Students, faculty have duty to try

Those of us for whom Tucson is home are horrified and deeply distressed by the tremendous losses to our community when Jared Loughner opened fire last week. Students: when you talk with faculty and staff, please remember that we are grieving. For some of you, last week will be remembered as exciting because the President came to McKale. What we will remember is pain. This happened in our home and to our neighbors.

I’ve tried to make sense of Loughner’s actions, the actions of those who knew he was in trouble and cheering at the worst moments during the memorial at McKale. I’ve tried to figure out what “”unity”” and “”coming together”” might actually look like in practice. What defines “”civility?”” What can and should I do to help those who struggle with life, as Loughner clearly struggled? 

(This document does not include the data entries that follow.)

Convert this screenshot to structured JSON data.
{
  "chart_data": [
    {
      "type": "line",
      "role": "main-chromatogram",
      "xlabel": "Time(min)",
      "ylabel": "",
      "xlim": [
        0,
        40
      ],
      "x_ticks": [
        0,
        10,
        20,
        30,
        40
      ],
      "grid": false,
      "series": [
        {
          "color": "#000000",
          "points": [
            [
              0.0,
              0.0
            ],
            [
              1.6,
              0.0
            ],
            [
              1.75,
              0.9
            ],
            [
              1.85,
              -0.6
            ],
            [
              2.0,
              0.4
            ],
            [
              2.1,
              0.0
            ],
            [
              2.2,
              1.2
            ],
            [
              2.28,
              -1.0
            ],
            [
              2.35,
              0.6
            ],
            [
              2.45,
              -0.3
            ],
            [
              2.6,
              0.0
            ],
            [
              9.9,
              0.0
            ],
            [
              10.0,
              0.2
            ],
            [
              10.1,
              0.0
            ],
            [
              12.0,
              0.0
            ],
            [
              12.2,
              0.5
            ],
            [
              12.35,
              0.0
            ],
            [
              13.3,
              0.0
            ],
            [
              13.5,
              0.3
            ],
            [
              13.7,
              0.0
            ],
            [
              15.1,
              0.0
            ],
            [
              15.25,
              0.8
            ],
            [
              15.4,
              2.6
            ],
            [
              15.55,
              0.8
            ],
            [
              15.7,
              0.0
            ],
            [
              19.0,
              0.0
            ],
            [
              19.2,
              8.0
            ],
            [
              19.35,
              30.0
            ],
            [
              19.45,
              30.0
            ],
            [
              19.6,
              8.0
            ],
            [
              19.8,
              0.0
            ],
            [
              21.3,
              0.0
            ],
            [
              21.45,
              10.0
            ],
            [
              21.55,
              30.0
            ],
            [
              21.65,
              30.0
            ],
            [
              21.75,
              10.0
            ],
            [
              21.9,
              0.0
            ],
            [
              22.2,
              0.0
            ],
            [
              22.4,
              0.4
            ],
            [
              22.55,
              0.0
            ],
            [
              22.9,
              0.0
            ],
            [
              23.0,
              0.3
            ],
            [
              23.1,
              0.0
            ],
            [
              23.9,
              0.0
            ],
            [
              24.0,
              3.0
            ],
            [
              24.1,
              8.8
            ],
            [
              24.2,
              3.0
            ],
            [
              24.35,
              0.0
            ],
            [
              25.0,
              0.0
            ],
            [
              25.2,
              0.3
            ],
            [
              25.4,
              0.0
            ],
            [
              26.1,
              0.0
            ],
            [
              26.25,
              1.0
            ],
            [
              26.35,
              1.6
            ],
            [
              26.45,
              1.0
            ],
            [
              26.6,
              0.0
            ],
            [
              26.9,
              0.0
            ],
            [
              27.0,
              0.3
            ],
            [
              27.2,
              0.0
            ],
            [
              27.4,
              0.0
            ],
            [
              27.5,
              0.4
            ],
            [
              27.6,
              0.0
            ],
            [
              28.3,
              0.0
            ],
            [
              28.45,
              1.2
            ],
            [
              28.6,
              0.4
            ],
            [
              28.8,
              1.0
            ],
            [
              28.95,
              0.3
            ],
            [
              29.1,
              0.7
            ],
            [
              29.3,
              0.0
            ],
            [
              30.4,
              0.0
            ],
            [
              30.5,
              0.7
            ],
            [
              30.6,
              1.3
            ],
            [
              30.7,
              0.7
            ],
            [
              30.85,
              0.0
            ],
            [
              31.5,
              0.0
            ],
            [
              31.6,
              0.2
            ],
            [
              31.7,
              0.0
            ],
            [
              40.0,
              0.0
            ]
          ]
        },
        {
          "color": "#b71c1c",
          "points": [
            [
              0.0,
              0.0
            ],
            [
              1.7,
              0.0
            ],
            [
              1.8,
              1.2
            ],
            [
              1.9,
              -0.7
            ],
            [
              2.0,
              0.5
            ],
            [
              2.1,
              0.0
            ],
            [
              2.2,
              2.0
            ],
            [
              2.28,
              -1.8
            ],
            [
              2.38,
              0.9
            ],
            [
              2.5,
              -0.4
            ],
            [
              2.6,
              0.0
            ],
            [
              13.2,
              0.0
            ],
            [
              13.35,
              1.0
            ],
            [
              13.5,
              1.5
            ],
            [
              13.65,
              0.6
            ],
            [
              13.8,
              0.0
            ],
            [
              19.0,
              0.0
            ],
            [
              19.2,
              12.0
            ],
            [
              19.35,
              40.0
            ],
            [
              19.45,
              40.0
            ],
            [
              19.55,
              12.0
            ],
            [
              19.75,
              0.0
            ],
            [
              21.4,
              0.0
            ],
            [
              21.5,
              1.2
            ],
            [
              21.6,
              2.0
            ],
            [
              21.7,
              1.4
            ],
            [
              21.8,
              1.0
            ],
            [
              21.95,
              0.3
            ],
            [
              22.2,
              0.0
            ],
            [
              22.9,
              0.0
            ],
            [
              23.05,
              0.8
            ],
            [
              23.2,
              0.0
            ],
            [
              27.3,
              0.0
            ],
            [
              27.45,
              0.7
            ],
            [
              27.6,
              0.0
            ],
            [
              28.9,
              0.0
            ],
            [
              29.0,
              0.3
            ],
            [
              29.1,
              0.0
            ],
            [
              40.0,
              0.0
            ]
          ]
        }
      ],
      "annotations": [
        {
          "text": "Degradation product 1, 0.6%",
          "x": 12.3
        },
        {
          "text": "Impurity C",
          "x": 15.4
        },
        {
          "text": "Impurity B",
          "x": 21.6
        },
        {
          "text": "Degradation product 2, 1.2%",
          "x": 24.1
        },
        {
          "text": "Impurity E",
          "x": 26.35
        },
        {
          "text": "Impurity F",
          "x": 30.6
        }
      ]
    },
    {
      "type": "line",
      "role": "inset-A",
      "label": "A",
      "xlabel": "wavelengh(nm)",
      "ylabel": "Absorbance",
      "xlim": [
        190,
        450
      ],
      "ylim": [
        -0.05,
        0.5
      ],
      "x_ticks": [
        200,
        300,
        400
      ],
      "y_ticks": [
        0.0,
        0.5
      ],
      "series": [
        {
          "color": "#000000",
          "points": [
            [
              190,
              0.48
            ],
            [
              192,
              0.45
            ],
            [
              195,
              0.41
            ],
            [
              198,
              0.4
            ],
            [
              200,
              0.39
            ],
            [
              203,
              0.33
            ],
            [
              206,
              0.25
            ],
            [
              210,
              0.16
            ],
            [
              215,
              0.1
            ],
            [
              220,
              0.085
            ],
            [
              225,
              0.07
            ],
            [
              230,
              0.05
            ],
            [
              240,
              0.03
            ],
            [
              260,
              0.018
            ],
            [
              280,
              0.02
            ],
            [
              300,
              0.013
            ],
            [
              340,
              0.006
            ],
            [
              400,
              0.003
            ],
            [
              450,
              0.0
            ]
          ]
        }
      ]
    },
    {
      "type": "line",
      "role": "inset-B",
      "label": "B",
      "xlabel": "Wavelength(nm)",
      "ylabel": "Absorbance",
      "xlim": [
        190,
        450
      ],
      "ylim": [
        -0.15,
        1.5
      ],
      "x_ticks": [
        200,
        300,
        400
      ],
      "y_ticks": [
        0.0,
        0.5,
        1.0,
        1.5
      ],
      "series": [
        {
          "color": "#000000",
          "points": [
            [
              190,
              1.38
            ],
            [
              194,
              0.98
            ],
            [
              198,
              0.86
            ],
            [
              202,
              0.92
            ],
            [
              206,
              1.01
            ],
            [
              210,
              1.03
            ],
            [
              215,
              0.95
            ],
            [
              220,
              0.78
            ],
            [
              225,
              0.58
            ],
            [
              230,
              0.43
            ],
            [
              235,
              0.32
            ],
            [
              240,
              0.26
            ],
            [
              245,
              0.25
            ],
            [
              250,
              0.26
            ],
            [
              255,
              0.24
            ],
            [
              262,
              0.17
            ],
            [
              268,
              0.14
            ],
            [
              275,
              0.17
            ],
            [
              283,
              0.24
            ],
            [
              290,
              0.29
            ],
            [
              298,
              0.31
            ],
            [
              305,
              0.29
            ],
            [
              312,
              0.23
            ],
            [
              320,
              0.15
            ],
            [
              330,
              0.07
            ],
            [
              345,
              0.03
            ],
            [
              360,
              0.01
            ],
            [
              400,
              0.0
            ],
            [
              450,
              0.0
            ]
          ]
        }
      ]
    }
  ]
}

My reflections lead me to believe that the answers lie in the principles of thoughtfulness and responsibility, for our own actions and for the well-being of those around us. I call on University of Arizona staff, faculty and students to set high expectations for the cultivation of these qualities. To expect less is to fail ourselves and each other.  Thoughtfulness and a sense of responsibility to ourselves and others make lives richer and communities safer, and can and should be central to the mission of higher education. When we move toward these goals, then we have hope that “”Together We (will) Thrive.”” The behavior at McKale during the memorial demonstrates that we have a long way to go in our efforts, but we have to try.

Debbie Marlow

Academic advisor for the Center for Exploratory Students

Memorial service a solemn occasion

As I sat and watched the memorial service with my wife and two children in our suburban Boston home Wednesday evening, a feeling of shame and embarrassment swept over me. My 9-year-old son asked if the basketball team was playing later that night. 

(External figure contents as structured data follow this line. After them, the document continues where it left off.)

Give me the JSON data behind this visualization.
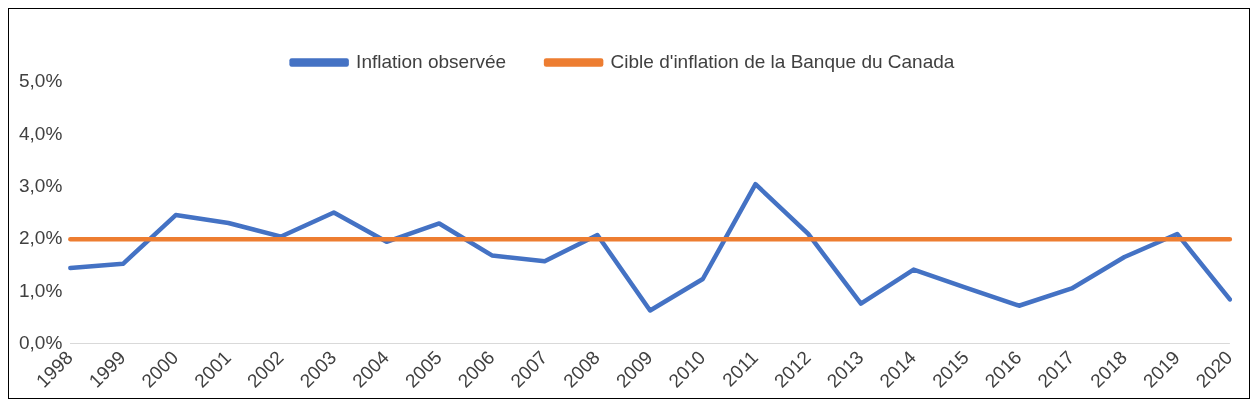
{
  "chart_data": {
    "type": "line",
    "categories": [
      "1998",
      "1999",
      "2000",
      "2001",
      "2002",
      "2003",
      "2004",
      "2005",
      "2006",
      "2007",
      "2008",
      "2009",
      "2010",
      "2011",
      "2012",
      "2013",
      "2014",
      "2015",
      "2016",
      "2017",
      "2018",
      "2019",
      "2020"
    ],
    "series": [
      {
        "name": "Inflation observée",
        "color": "#4472c4",
        "values": [
          1.45,
          1.53,
          2.46,
          2.31,
          2.05,
          2.51,
          1.95,
          2.3,
          1.69,
          1.58,
          2.08,
          0.64,
          1.24,
          3.05,
          2.1,
          0.77,
          1.42,
          1.07,
          0.73,
          1.06,
          1.66,
          2.1,
          0.85
        ]
      },
      {
        "name": "Cible d'inflation de la Banque du Canada",
        "color": "#ed7d31",
        "values": [
          2,
          2,
          2,
          2,
          2,
          2,
          2,
          2,
          2,
          2,
          2,
          2,
          2,
          2,
          2,
          2,
          2,
          2,
          2,
          2,
          2,
          2,
          2
        ]
      }
    ],
    "ylim": [
      0,
      5
    ],
    "yticks": [
      {
        "value": 0,
        "label": "0,0%"
      },
      {
        "value": 1,
        "label": "1,0%"
      },
      {
        "value": 2,
        "label": "2,0%"
      },
      {
        "value": 3,
        "label": "3,0%"
      },
      {
        "value": 4,
        "label": "4,0%"
      },
      {
        "value": 5,
        "label": "5,0%"
      }
    ],
    "grid": false,
    "legend": "top",
    "marker": "none",
    "line_style": "solid"
  }
}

What were you collectively thinking? Half the country thinks Arizonans are gun toting fools and the other half think you have no idea what it means to be at a solemn occasion. A lose-lose moment.

Robert Shelton, as the president of the university, is fully responsible for this embarrassment. I ask all fellow alumni to support me in calling for his resignation.

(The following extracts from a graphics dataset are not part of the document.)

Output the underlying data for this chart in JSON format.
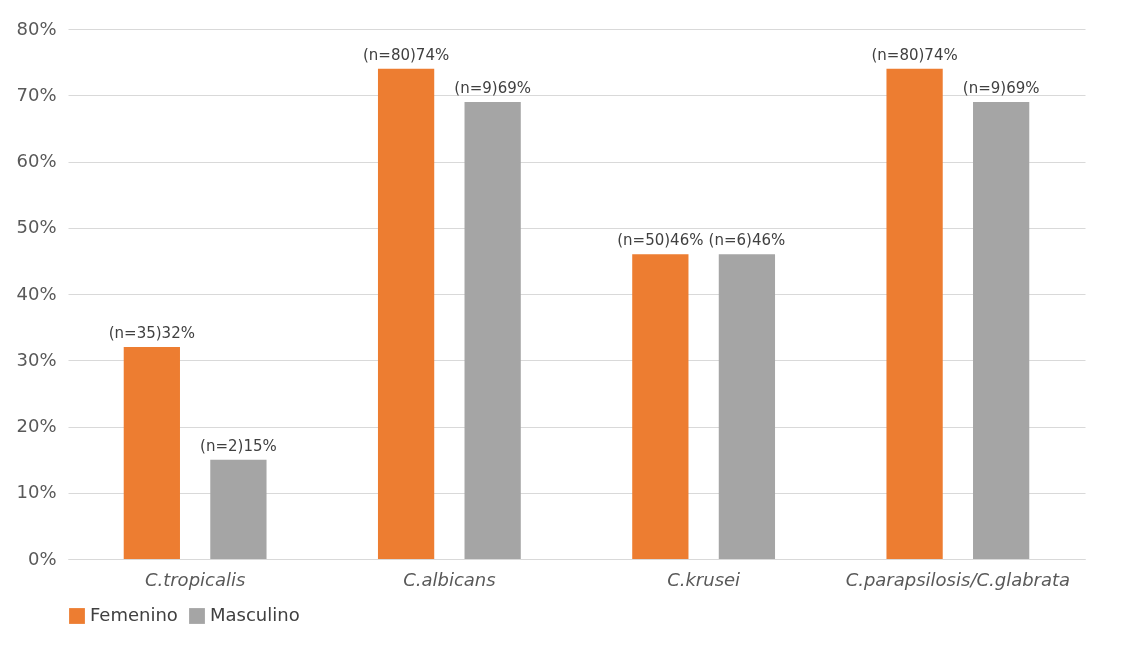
{
  "chart_data": {
    "type": "bar",
    "categories": [
      "C.tropicalis",
      "C.albicans",
      "C.krusei",
      "C.parapsilosis/C.glabrata"
    ],
    "series": [
      {
        "name": "Femenino",
        "color": "#ed7d31",
        "values": [
          32,
          74,
          46,
          74
        ],
        "value_labels": [
          "(n=35)32%",
          "(n=80)74%",
          "(n=50)46%",
          "(n=80)74%"
        ]
      },
      {
        "name": "Masculino",
        "color": "#a5a5a5",
        "values": [
          15,
          69,
          46,
          69
        ],
        "value_labels": [
          "(n=2)15%",
          "(n=9)69%",
          "(n=6)46%",
          "(n=9)69%"
        ]
      }
    ],
    "ylim": [
      0,
      80
    ],
    "yticks": [
      {
        "value": 0,
        "label": "0%"
      },
      {
        "value": 10,
        "label": "10%"
      },
      {
        "value": 20,
        "label": "20%"
      },
      {
        "value": 30,
        "label": "30%"
      },
      {
        "value": 40,
        "label": "40%"
      },
      {
        "value": 50,
        "label": "50%"
      },
      {
        "value": 60,
        "label": "60%"
      },
      {
        "value": 70,
        "label": "70%"
      },
      {
        "value": 80,
        "label": "80%"
      }
    ],
    "grid": "y",
    "legend": "bottom"
  }
}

Emily Fritze, you have a responsibility as ASUA president, to appear on any national broadcast that will have you to explain and apologize for the behavior displayed by your fellow students.

Joe Foppiano

UA alumnus

Tailgating atmosphere disrespectful to victims

Dear University of Arizona,

While I was expecting some joy at the news of the shooting’s survivors, some clapping at the heroes, the aide, the phenomenal news of Gabrielle Giffords opening her eyes, I was appalled at your student body and citizens treating a memorial service like a tailgating party.

Did UA administrators need to give the student body a primer on how to behave at a service for the murdered? Really? To college students? Well, I guess so. In my estimation, the administration of UA did their student body a disservice. Their parents did them an even more grave one but that is my generation’s failing — we are just as immature as the kids we fail to teach basic manners. We should all know better. No one should have to tell anyone how to behave at an event such as this. The world watched while once again America proved it did not know a mortuary from a mosh pit. Around the globe, American youth are regarded as people who are supposedly devastated by violence, emotionally distorted by excessive blood letting in movies, video games, music and tv, so exposed to violence as to be inured to it. Sadly, on the backs of six dead innocent people, twelve gunshot survivors and one democratically elected government official who narrowly escaped an assassination attempt, the University of Arizona student body has proven the world right.